Prerequisite: Completion of 4-course History requirement and one additional HMU elective, or P.I.

HMU450H1 - Topics: Baroque Music

Fixed Credit: 0.50

Instrumental and vocal genres (1600-1750), including topics for individual research.

Prerequisite: Completion of 4-course History requirement and one additional HMU elective, or P.I.
Exclusion: HMU333H1

HMU499H1 - Independent Study

Fixed Credit: 0.50

An intensive research project under the supervision of a faculty member. The project must be academically demanding and uniquely suitable for the individual student. Students propose a topic that is currently not covered in the curriculum or one that warrants further exploration related to research interests and/or musical goals. Available to students in 4th year on successful completion of the core HMU requirement plus at least 1.0 credit in HMU courses at the 300 level or higher, minimum cumulative GPA of 3.3 (B+), and availability of a full-time faculty advisor from the History & Culture division. Modes of assessment are determined through discussion between student and supervisor, but will usually include a public presentation of the research project.
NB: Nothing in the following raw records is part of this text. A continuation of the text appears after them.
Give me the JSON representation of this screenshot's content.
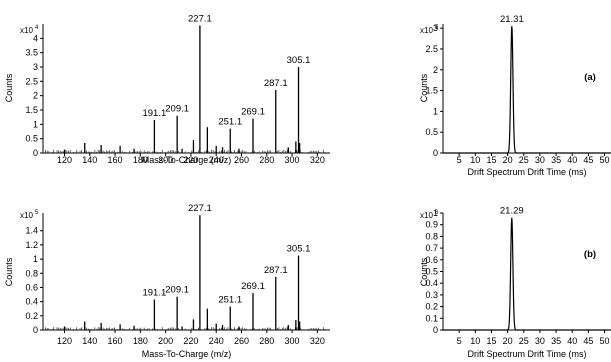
{
  "chart_data": [
    {
      "type": "bar",
      "panel": "a",
      "kind": "mass-spectrum",
      "multiplier": "x10",
      "multiplier_exp": "4",
      "ylabel": "Counts",
      "xlabel": "Mass-To-Charge (m/z)",
      "xlim": [
        103,
        330
      ],
      "ylim": [
        0,
        4.5
      ],
      "yticks": [
        0,
        0.5,
        1,
        1.5,
        2,
        2.5,
        3,
        3.5,
        4
      ],
      "ytick_labels": [
        "0",
        "0.5",
        "1",
        "1.5",
        "2",
        "2.5",
        "3",
        "3.5",
        "4"
      ],
      "xticks": [
        120,
        140,
        160,
        180,
        200,
        220,
        240,
        260,
        280,
        300,
        320
      ],
      "xtick_labels": [
        "120",
        "140",
        "160",
        "180",
        "200",
        "220",
        "240",
        "260",
        "280",
        "300",
        "320"
      ],
      "peaks": [
        {
          "x": 227.1,
          "y": 4.45,
          "label": "227.1"
        },
        {
          "x": 305.1,
          "y": 3.0,
          "label": "305.1"
        },
        {
          "x": 287.1,
          "y": 2.2,
          "label": "287.1"
        },
        {
          "x": 209.1,
          "y": 1.3,
          "label": "209.1"
        },
        {
          "x": 191.1,
          "y": 1.15,
          "label": "191.1"
        },
        {
          "x": 269.1,
          "y": 1.2,
          "label": "269.1"
        },
        {
          "x": 251.1,
          "y": 0.85,
          "label": "251.1"
        },
        {
          "x": 233,
          "y": 0.9
        },
        {
          "x": 222,
          "y": 0.45
        },
        {
          "x": 306,
          "y": 0.35
        },
        {
          "x": 136,
          "y": 0.35
        },
        {
          "x": 149,
          "y": 0.28
        },
        {
          "x": 164,
          "y": 0.25
        },
        {
          "x": 175,
          "y": 0.15
        },
        {
          "x": 120,
          "y": 0.12
        },
        {
          "x": 240,
          "y": 0.25
        },
        {
          "x": 245,
          "y": 0.2
        },
        {
          "x": 297,
          "y": 0.2
        },
        {
          "x": 303,
          "y": 0.4
        },
        {
          "x": 213,
          "y": 0.15
        },
        {
          "x": 258,
          "y": 0.15
        }
      ]
    },
    {
      "type": "line",
      "panel": "a",
      "kind": "drift-spectrum",
      "panel_label": "(a)",
      "multiplier": "x10",
      "multiplier_exp": "5",
      "ylabel": "Counts",
      "xlabel": "Drift Spectrum  Drift Time (ms)",
      "xlim": [
        0,
        52
      ],
      "ylim": [
        0,
        3.1
      ],
      "yticks": [
        0,
        0.5,
        1,
        1.5,
        2,
        2.5,
        3
      ],
      "ytick_labels": [
        "0",
        "0.5",
        "1",
        "1.5",
        "2",
        "2.5",
        "3"
      ],
      "xticks": [
        5,
        10,
        15,
        20,
        25,
        30,
        35,
        40,
        45,
        50
      ],
      "xtick_labels": [
        "5",
        "10",
        "15",
        "20",
        "25",
        "30",
        "35",
        "40",
        "45",
        "50"
      ],
      "peak": {
        "x": 21.31,
        "y": 3.05,
        "label": "21.31",
        "width": 0.8
      }
    },
    {
      "type": "bar",
      "panel": "b",
      "kind": "mass-spectrum",
      "multiplier": "x10",
      "multiplier_exp": "5",
      "ylabel": "Counts",
      "xlabel": "Mass-To-Charge (m/z)",
      "xlim": [
        103,
        330
      ],
      "ylim": [
        0,
        1.65
      ],
      "yticks": [
        0,
        0.2,
        0.4,
        0.6,
        0.8,
        1,
        1.2,
        1.4
      ],
      "ytick_labels": [
        "0",
        "0.2",
        "0.4",
        "0.6",
        "0.8",
        "1",
        "1.2",
        "1.4"
      ],
      "xticks": [
        120,
        140,
        160,
        180,
        200,
        220,
        240,
        260,
        280,
        300,
        320
      ],
      "xtick_labels": [
        "120",
        "140",
        "160",
        "180",
        "200",
        "220",
        "240",
        "260",
        "280",
        "300",
        "320"
      ],
      "peaks": [
        {
          "x": 227.1,
          "y": 1.62,
          "label": "227.1"
        },
        {
          "x": 305.1,
          "y": 1.05,
          "label": "305.1"
        },
        {
          "x": 287.1,
          "y": 0.75,
          "label": "287.1"
        },
        {
          "x": 209.1,
          "y": 0.47,
          "label": "209.1"
        },
        {
          "x": 191.1,
          "y": 0.43,
          "label": "191.1"
        },
        {
          "x": 269.1,
          "y": 0.52,
          "label": "269.1"
        },
        {
          "x": 251.1,
          "y": 0.33,
          "label": "251.1"
        },
        {
          "x": 233,
          "y": 0.3
        },
        {
          "x": 222,
          "y": 0.15
        },
        {
          "x": 306,
          "y": 0.12
        },
        {
          "x": 136,
          "y": 0.12
        },
        {
          "x": 149,
          "y": 0.1
        },
        {
          "x": 164,
          "y": 0.08
        },
        {
          "x": 175,
          "y": 0.06
        },
        {
          "x": 120,
          "y": 0.05
        },
        {
          "x": 240,
          "y": 0.09
        },
        {
          "x": 245,
          "y": 0.07
        },
        {
          "x": 297,
          "y": 0.07
        },
        {
          "x": 303,
          "y": 0.14
        },
        {
          "x": 213,
          "y": 0.05
        },
        {
          "x": 258,
          "y": 0.05
        }
      ]
    },
    {
      "type": "line",
      "panel": "b",
      "kind": "drift-spectrum",
      "panel_label": "(b)",
      "multiplier": "x10",
      "multiplier_exp": "6",
      "ylabel": "Counts",
      "xlabel": "Drift Spectrum  Drift Time (ms)",
      "xlim": [
        0,
        52
      ],
      "ylim": [
        0,
        1.0
      ],
      "yticks": [
        0,
        0.1,
        0.2,
        0.3,
        0.4,
        0.5,
        0.6,
        0.7,
        0.8,
        0.9,
        1
      ],
      "ytick_labels": [
        "0",
        "0.1",
        "0.2",
        "0.3",
        "0.4",
        "0.5",
        "0.6",
        "0.7",
        "0.8",
        "0.9",
        "1"
      ],
      "xticks": [
        5,
        10,
        15,
        20,
        25,
        30,
        35,
        40,
        45,
        50
      ],
      "xtick_labels": [
        "5",
        "10",
        "15",
        "20",
        "25",
        "30",
        "35",
        "40",
        "45",
        "50"
      ],
      "peak": {
        "x": 21.29,
        "y": 0.96,
        "label": "21.29",
        "width": 0.8
      }
    }
  ]
}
Prerequisite: In Year 4. Permission of the Division.

JMU100Y1 - Jazz & Traditional Materials

Fixed Credit: 0.67

The study of harmony, melody and counterpoint in both traditional and jazz musical forms. Written and analytical studies of music from various jazz idioms and traditional repertoire.

JMU101Y1 - Jazz & Traditional Ear Training

Fixed Credit: 0.67

Corresponding with materials studied in JMU100Y. Melodic, harmonic and rhythmic dictation; sight singing. Transcription of jazz solos and group performances.

JMU104Y1 - Jazz Keyboard Skills

Fixed Credit: 0.33

Basic keyboard skills for jazz majors who play instruments other than piano. Credit for the course may be obtained by passing an examination.

Prerequisite: Required of all Jazz students except keyboard players.

JMU184Y1 - Jazz Applied Music

Fixed Credit: 0.50

Individual instruction on major instrument or voice. One hour weekly (to a total of 24 lessons).

Prerequisite: In Year 1. For students in the Bachelor of Music program.

JMU185Y1 - Jazz Applied Music

Fixed Credit: 1.00

Individual instruction on major instrument or voice. One hour weekly (to a total of 24 lessons).

Prerequisite: In Year 1. For students in the Bachelor of Music in Performance program.

JMU189Y1 - Jazz Orchestra

Fixed Credit: 0.67

While a major ensemble for students enrolled in jazz performance, this ensemble is open to other performers by audition. Students rehearse and perform in concerts as assigned by the Performance Division throughout the academic year. Attendance at all assigned sessions is required. Six hours minimum.

Prerequisite: By audition, In Year 1.